UI/UX & Parameter Improvements

  • Complete Parameter Overhaul: The operator's custom parameters have been completely reorganized into logical pages (Faster Whisper, VAD / Filter, Content) for a much cleaner and more intuitive user experience.
  • Simplified Configuration: The Model Path is now automatically derived from the central ChatTD component's configuration, removing the need for manual path setup.
  • Intuitive Language Selection: The "Language" parameter is now a searchable dropdown menu populated with all languages supported by Whisper, with "Auto Detect" as the default.
  • Pause Sensitivity Control: The "Smart VAD Level" has been replaced with an intuitive 0-1 "Pause Sensitivity" slider, which is much more user-friendly.
  • Mode-Switching Logic: Implemented a robust callback for the "Operating Mode" parameter to ensure clean and predictable state transitions when switching between "Stream" and "Push to Talk" modes.

🐛 Bug Fixes & Performance

  • Fixed Transcription Duplication: Resolved a critical bug where the previous audio overlap strategy caused duplicated text in the output.
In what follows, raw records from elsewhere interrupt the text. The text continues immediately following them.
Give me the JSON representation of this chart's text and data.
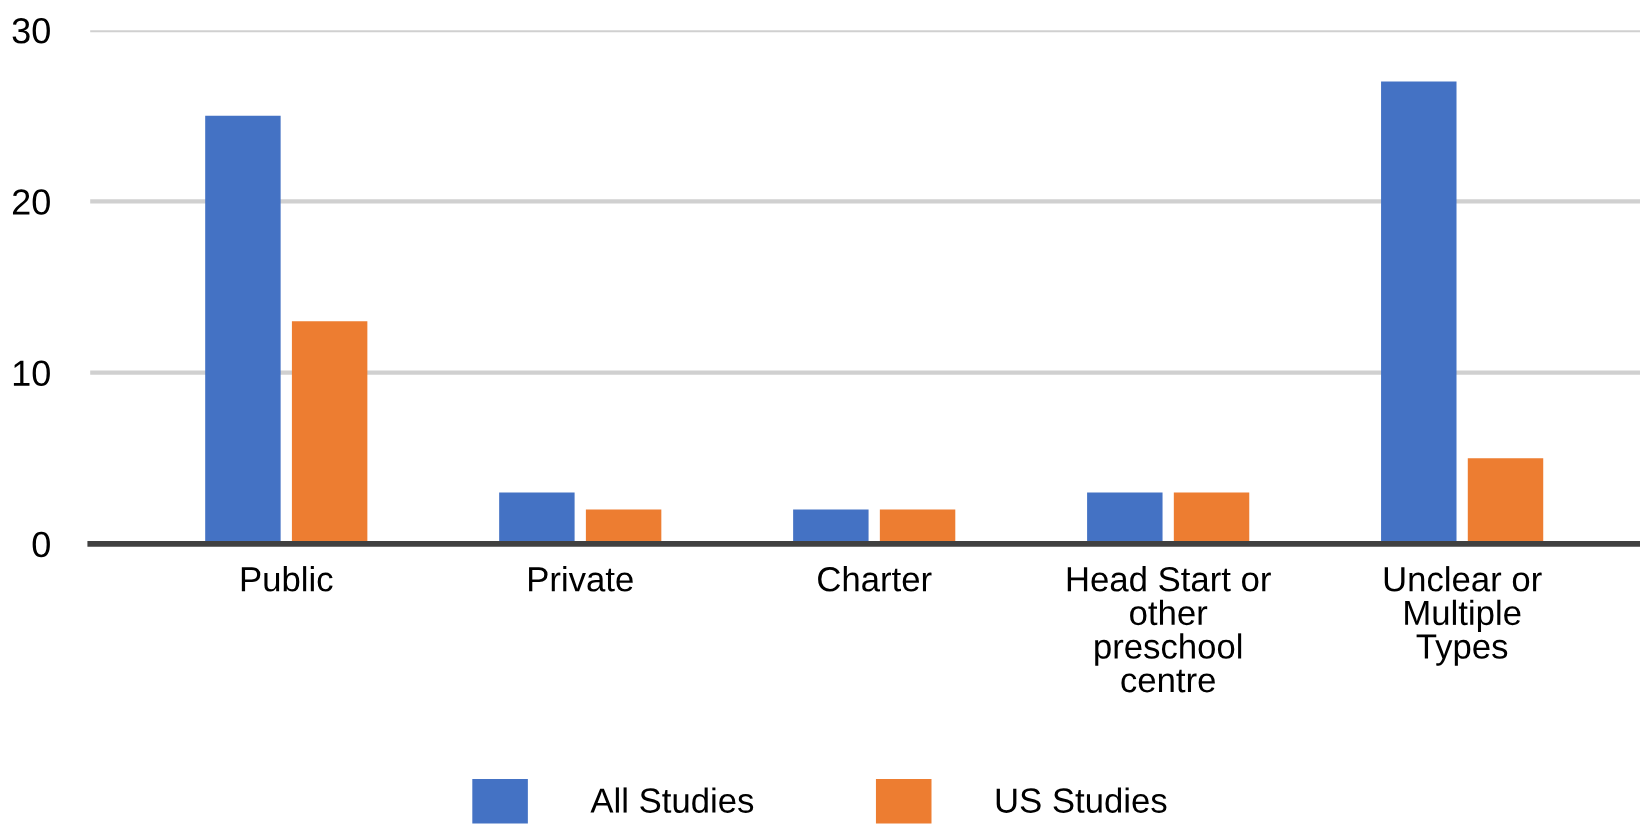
{
  "chart_data": {
    "type": "bar",
    "categories": [
      "Public",
      "Private",
      "Charter",
      "Head Start or\nother\npreschool\ncentre",
      "Unclear or\nMultiple\nTypes"
    ],
    "series": [
      {
        "name": "All Studies",
        "color": "#4472c4",
        "values": [
          25,
          3,
          2,
          3,
          27
        ]
      },
      {
        "name": "US Studies",
        "color": "#ed7d31",
        "values": [
          13,
          2,
          2,
          3,
          5
        ]
      }
    ],
    "ylim": [
      0,
      30
    ],
    "yticks": [
      0,
      10,
      20,
      30
    ],
    "grid": "y",
    "legend": "bottom"
  }
}
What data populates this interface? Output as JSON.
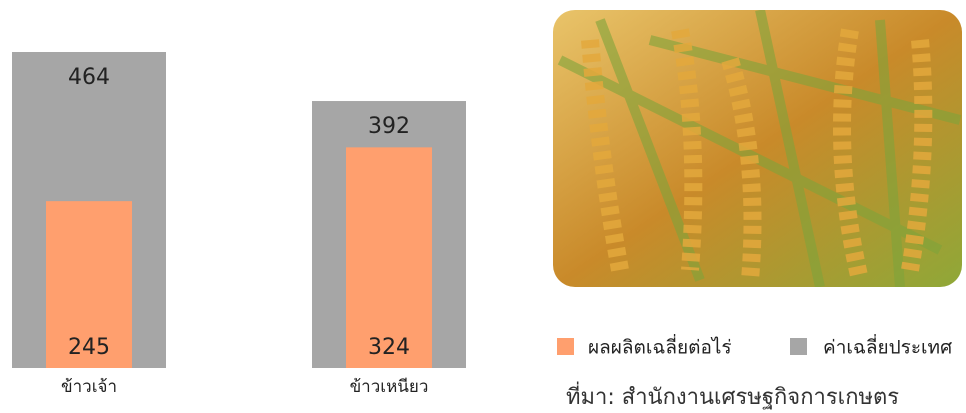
{
  "chart_data": {
    "type": "overlap_bar",
    "categories": [
      "ข้าวเจ้า",
      "ข้าวเหนียว"
    ],
    "series": [
      {
        "name": "ค่าเฉลี่ยประเทศ",
        "color": "#a6a6a6",
        "values": [
          464,
          392
        ]
      },
      {
        "name": "ผลผลิตเฉลี่ยต่อไร่",
        "color": "#ff9f6e",
        "values": [
          245,
          324
        ]
      }
    ],
    "source": "ที่มา: สำนักงานเศรษฐกิจการเกษตร"
  }
}
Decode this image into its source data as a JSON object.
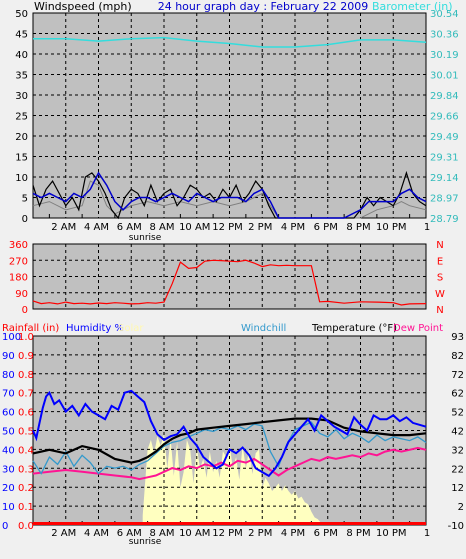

The new version uses a more robust deduplication cache.
  • Fixed Punctuation Artifacts: Implemented a smart post-processing filter to intelligently remove erroneous periods, dashes, and other punctuation artifacts that often appear at chunk boundaries, while preserving legitimate sentence structure.
  • Improved Logging: Refined logging to be more concise and useful, removing excessive debug messages from the final version.
  • Linter Errors Resolved: Cleaned up all linter errors from previous development iterations.